ÉCRITE pour son frère Niklas Ek, sa femme, l'Espagnole Ana Laguna, et le Français Yvan Auzély, « Tulips » vient à Paris interprétée par ses créateurs avec l'Allemande Sabine Kupferberg, pilier du NDT où elle est entrée en 1975 en même temps que Kylián et le Danois Egon Madsen, plus nouveau venu.
Aucune chorégraphie de Mats Ek ne nous avait autant touché depuis sa « Carmen » de 1992 qui est au répertoire du Ballet de l'Opéra de Lyon et, bien sûr, sa «Giselle ». Par sa dimension théâtrale, shakespearienne même : Niklas Ek a l'étoffe d'un Hamlet et Ana Laguna la fragilité apparente d'une Ophélie.
On laissera au bénéfice du doute la réalité d'un argument à cette longue pièce où les scènes dansées alternent dans un équilibre parfait avec celles purement théâtrales. On peut y voir seulement l'exploitation de thèmes, chers à Mats Ek, du rêve, de la folie, des rapports avec la mère, du désir. Le tout avec toujours le geste juste, un humour incisif, étrange, tantôt cruel, tantôt burlesque comme dans l'extraordinaire solo dansé par Laguna sur O sole mio.
Le choix de la musique est pour beaucoup dans la réussite de cette pièce. Le collage comporte entre autres des pièces de Górecki, Pärt, Grieg et Barber dont l'« Adagio pour cordes » est le support de moments extraordinaires. Le dispositif du décor de Peter Freiij, la virtuosité des éclairages de Göran Westrup ajoutent à l'étrangeté de l'ensemble.
Le vocabulaire choisi par Ek est assez reconnaissable avec ses pas glissés, sa grande demande physique et ses tonalités désespérées. On ne se risquera pas à détailler le talent des cinq interprètes ; tous sont superlatifs et chacun à sa manière empoigne le spectateur durant les deux heures de ce fascinant spectacle que l'on peut qualifier comme une des plus grandes réussites de théâtre dansé.
Inépuisable Giselle.
Dans sa « Giselle », créée en 1982 pour le Ballet Cullberg à Stockholm et entrée au répertoire du Ballet de l'Opéra de Paris en 1993, les Wilis sont priées de déposer leurs ailes au vestiaire !
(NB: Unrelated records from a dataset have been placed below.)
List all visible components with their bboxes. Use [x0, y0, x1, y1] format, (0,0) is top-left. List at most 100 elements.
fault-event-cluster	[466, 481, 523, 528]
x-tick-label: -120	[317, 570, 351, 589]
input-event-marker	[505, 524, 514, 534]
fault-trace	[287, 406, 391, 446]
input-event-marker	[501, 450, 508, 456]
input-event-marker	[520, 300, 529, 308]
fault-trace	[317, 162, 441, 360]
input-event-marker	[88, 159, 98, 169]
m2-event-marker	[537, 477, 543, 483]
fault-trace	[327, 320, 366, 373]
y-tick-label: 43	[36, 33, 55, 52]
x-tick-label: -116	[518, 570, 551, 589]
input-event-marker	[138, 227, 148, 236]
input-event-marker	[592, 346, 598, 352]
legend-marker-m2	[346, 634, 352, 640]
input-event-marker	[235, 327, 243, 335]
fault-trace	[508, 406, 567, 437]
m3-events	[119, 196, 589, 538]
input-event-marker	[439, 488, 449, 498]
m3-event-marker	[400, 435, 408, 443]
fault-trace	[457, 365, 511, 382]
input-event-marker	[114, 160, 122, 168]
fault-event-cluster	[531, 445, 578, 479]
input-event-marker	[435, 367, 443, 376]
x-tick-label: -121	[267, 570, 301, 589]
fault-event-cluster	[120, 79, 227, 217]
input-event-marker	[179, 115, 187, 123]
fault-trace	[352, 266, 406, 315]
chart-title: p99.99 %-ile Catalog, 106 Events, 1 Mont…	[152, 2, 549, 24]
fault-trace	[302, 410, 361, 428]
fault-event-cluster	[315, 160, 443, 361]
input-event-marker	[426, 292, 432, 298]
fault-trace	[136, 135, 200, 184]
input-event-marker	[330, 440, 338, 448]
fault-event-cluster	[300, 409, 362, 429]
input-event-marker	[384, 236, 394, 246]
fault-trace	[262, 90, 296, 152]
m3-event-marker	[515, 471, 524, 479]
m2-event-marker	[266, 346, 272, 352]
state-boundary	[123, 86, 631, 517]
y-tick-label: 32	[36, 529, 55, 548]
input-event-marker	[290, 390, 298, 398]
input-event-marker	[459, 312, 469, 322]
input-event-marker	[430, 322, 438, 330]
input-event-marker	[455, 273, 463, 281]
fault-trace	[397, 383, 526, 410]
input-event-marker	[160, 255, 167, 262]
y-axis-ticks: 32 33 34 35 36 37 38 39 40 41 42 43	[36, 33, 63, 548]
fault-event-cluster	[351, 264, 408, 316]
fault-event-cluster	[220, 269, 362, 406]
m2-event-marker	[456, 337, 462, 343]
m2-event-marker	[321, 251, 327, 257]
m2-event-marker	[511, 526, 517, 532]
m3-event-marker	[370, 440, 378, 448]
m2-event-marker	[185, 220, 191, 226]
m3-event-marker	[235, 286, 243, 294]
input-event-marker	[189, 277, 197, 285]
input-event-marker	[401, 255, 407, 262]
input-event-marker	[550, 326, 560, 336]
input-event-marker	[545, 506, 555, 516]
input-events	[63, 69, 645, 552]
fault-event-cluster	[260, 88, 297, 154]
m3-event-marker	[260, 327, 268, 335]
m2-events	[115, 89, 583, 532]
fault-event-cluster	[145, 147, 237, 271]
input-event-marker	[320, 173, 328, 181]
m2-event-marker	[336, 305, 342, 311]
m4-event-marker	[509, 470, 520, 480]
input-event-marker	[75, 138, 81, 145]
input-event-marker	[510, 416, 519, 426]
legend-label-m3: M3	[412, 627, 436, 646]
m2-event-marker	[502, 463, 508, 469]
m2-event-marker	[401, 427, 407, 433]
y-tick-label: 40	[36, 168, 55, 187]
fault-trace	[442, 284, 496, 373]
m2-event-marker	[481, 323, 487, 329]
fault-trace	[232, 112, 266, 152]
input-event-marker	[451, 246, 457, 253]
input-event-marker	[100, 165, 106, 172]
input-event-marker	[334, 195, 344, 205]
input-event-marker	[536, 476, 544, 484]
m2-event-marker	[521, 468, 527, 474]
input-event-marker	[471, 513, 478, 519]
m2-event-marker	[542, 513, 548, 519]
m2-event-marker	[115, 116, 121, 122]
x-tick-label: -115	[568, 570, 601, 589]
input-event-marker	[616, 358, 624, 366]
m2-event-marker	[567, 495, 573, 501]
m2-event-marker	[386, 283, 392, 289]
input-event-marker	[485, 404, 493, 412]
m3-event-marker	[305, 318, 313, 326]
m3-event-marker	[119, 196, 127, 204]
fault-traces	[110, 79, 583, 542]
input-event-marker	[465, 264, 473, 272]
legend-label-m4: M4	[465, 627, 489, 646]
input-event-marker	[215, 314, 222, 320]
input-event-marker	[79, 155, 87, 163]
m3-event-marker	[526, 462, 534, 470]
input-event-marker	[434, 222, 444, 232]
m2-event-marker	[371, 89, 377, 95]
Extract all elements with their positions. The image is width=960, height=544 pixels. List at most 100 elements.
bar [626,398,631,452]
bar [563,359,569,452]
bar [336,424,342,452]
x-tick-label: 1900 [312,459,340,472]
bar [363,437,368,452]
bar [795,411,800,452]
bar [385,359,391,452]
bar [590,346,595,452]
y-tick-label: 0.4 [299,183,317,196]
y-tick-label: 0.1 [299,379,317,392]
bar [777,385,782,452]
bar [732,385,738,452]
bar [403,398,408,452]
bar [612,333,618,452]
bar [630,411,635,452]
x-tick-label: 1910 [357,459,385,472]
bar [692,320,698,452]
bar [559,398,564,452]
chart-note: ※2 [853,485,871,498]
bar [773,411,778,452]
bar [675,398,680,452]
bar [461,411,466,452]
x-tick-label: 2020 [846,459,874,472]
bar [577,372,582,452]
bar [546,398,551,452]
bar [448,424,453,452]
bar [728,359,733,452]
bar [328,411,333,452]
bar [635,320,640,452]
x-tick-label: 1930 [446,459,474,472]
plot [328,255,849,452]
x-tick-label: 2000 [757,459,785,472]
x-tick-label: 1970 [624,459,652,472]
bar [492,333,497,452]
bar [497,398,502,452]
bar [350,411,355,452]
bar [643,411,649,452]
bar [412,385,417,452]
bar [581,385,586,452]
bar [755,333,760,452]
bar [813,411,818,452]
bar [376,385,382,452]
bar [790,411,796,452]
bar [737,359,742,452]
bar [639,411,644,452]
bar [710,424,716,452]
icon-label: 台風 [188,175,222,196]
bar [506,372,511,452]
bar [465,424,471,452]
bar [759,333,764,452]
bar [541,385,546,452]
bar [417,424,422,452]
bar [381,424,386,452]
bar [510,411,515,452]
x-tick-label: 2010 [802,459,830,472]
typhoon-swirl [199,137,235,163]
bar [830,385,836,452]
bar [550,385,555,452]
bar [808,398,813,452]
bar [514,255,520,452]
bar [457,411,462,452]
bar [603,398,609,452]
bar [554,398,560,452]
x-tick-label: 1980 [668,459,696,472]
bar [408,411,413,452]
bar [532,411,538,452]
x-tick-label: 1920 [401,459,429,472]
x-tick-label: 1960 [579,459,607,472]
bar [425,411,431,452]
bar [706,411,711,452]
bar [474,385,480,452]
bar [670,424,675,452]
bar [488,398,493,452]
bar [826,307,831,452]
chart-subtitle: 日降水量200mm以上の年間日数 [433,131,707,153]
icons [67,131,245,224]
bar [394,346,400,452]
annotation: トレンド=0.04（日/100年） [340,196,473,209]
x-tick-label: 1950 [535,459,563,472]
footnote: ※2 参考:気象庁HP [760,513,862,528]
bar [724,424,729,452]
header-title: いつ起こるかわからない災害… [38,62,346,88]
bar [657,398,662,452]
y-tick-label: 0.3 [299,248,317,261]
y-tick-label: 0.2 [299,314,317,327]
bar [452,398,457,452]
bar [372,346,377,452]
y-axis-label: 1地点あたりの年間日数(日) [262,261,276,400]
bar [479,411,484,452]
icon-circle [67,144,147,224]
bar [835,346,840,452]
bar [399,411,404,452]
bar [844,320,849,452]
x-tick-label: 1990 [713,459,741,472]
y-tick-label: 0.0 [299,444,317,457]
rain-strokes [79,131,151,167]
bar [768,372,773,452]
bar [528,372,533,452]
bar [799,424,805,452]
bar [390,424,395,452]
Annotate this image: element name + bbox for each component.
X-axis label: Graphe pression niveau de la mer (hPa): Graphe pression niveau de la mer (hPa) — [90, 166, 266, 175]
Plus de chaumière pour Giselle, ni d'épée pour Albrecht, pas plus de cor de chasse pour Hilarion. Mais une Giselle demeurée du village, une quasi-Bécassine qui se laisse séduire par Albrecht, un séducteur de la ville. L'affaire tourne mal, se termine dans un hôpital psychiatrique par une formidable rédemption par l'amour. Personne ne meurt dans cette « Giselle » mais on va au bout des émotions et des situations avec la force des images et de la danse.
Si on retrouvait Nicolas Le Riche, toujours aussi émouvant dans le rôle déchiré d'Albrecht et José Martinez, moins à l'aise, plus emprunté que Wilfried Romoli qui alterne avec lui dans le rôle d'Hilarion, l'intérêt était focalisé par la prise de rôle de Marie-Agnès Gillot, sa première depuis sa nomination au titre de danseuse Étoile cette année (voir « le Quotidien du Médecin » du 19 avril). Après avoir longtemps joué le double rôle de Batilde/Myrta, elle aborde le rôle de Giselle auquel elle tenait plus que tout. La performance est magnifique, elle y est totalement convaincante et brille par un naturel épatant dans un rôle qui ne l'est pas vraiment.
Autant dans les bonheurs maladroits du premier acte que dans les souffrances du second à l'hôpital psychiatrique, elle est d'emblée la Giselle que l'on attendait, avec la certitude qu'elle ira encore plus loin dans ce rôle quelle s'approprie aujourd'hui.
L'Opéra national de Lyon reprend « Carmen », de Mats Ek, avec comme artiste invitée Sylvie Guillem, au Théâtre romain de Fourvière, les 23, 25 et 26 juin.